Moncloa ha pretendido siempre afrontar la pandemia como si se tratase de una batalla de imagen, apostando por la credulidad del público y sin temer que la realidad pudiere acabar por desmontar ese tinglado. El resultado de una apuesta tan irresponsable es todavía incierto desde el punto de vista político, porque Sánchez va a tratar por todos los medios de que su responsabilidad se diluya entre vagas promesas de pronta llegada de la vacuna y atribuciones de responsabilidad a los chivos expiatorios habituales. Que la política haya podido pasar de un estado de alarma al caos legal que ahora mismo afecta a las medidas que el Ministerio ha decidido adoptar en relación con algunas CCAA (léase Madrid) muestra que se trata, sobre todo, de eludir la responsabilidad del Gobierno ante una segunda ola que era previsible por entero y ante la que no se han adoptado ni medidas legales ni estrategias definidas, confiando en que la pandemia sea menor y quepa endosar la responsabilidad a otros actores políticos.
El Gobierno de Pedro Sánchez confía en que carajal estadístico, la abundancia de curvas, la fragilidad de los datos, y, con mucha suerte, una intensidad menor en la segunda ola que ya está en marcha, puedan servir de parapeto a una explosión de descontento, por la enfermedad, las muertes y la ruina económica, que le será muy difícil evitar. Ha ensayado la cogobernanza con las CCAA, como quien dice yo ya he cumplido y es vuestro turno, pero sin abandonar el navajeo con la Comunidad de Madrid a la que va a imponer unas medidas que podrían haberse previsto desde julio pero que resultarán inanes si la segunda ola se convierte en lo que todos tememos. Al comienzo de la pandemia trató de jugar la carta negacionista, para pasarse a toda prisa a una guerra sin cuartel con predicas televisivas que aburrirían a Castro o a Maduro. Ahora exhibe la indiferencia fingida del que presume haber cumplido ya con su deber.

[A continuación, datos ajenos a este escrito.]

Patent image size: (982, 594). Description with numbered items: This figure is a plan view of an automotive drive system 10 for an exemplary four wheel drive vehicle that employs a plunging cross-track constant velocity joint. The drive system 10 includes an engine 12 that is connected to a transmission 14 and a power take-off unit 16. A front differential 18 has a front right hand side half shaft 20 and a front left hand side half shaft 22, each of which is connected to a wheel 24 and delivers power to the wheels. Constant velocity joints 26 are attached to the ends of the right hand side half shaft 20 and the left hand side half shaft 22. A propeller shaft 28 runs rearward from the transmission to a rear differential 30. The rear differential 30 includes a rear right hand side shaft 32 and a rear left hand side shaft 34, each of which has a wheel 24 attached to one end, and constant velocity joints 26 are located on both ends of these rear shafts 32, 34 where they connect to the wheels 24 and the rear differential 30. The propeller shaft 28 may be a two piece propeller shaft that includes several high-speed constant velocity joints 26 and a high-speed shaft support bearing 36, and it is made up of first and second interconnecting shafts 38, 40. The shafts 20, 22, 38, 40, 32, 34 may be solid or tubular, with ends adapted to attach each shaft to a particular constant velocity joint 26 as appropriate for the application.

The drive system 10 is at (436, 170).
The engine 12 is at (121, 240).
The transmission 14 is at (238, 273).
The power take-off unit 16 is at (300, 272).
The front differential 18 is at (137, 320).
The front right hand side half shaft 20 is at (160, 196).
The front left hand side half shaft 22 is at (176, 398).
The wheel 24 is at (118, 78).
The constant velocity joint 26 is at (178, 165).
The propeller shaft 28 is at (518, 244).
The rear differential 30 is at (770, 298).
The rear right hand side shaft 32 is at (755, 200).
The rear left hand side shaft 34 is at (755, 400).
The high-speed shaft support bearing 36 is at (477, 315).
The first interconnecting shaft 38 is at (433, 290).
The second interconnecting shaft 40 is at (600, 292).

Su excusa para retirarse del puente de mando frente a la mayor amenaza que hemos sufrido en muchas décadas es ocuparse en temas al parecer más graves, combatir el franquismo investigando sucesos ocurridos hace más de setenta años, tratar de superar la amnistía en plan Garzón, desequilibrar la Monarquía, indultar a los golpistas del procés, y otras urgencias similares, sin descuidar sus horizontes utópicos de preferencia para que nadie le tome por un gestor de tres al cuarto. La audacia y la habilidad política de Sánchez son innegables, pero se equivoca si cree que los españoles van a aceptar con facilidad el escamoteo con que quiere huir de su responsabilidad al gestionar muy mal la mayor crisis sanitaria y económica de la historia reciente.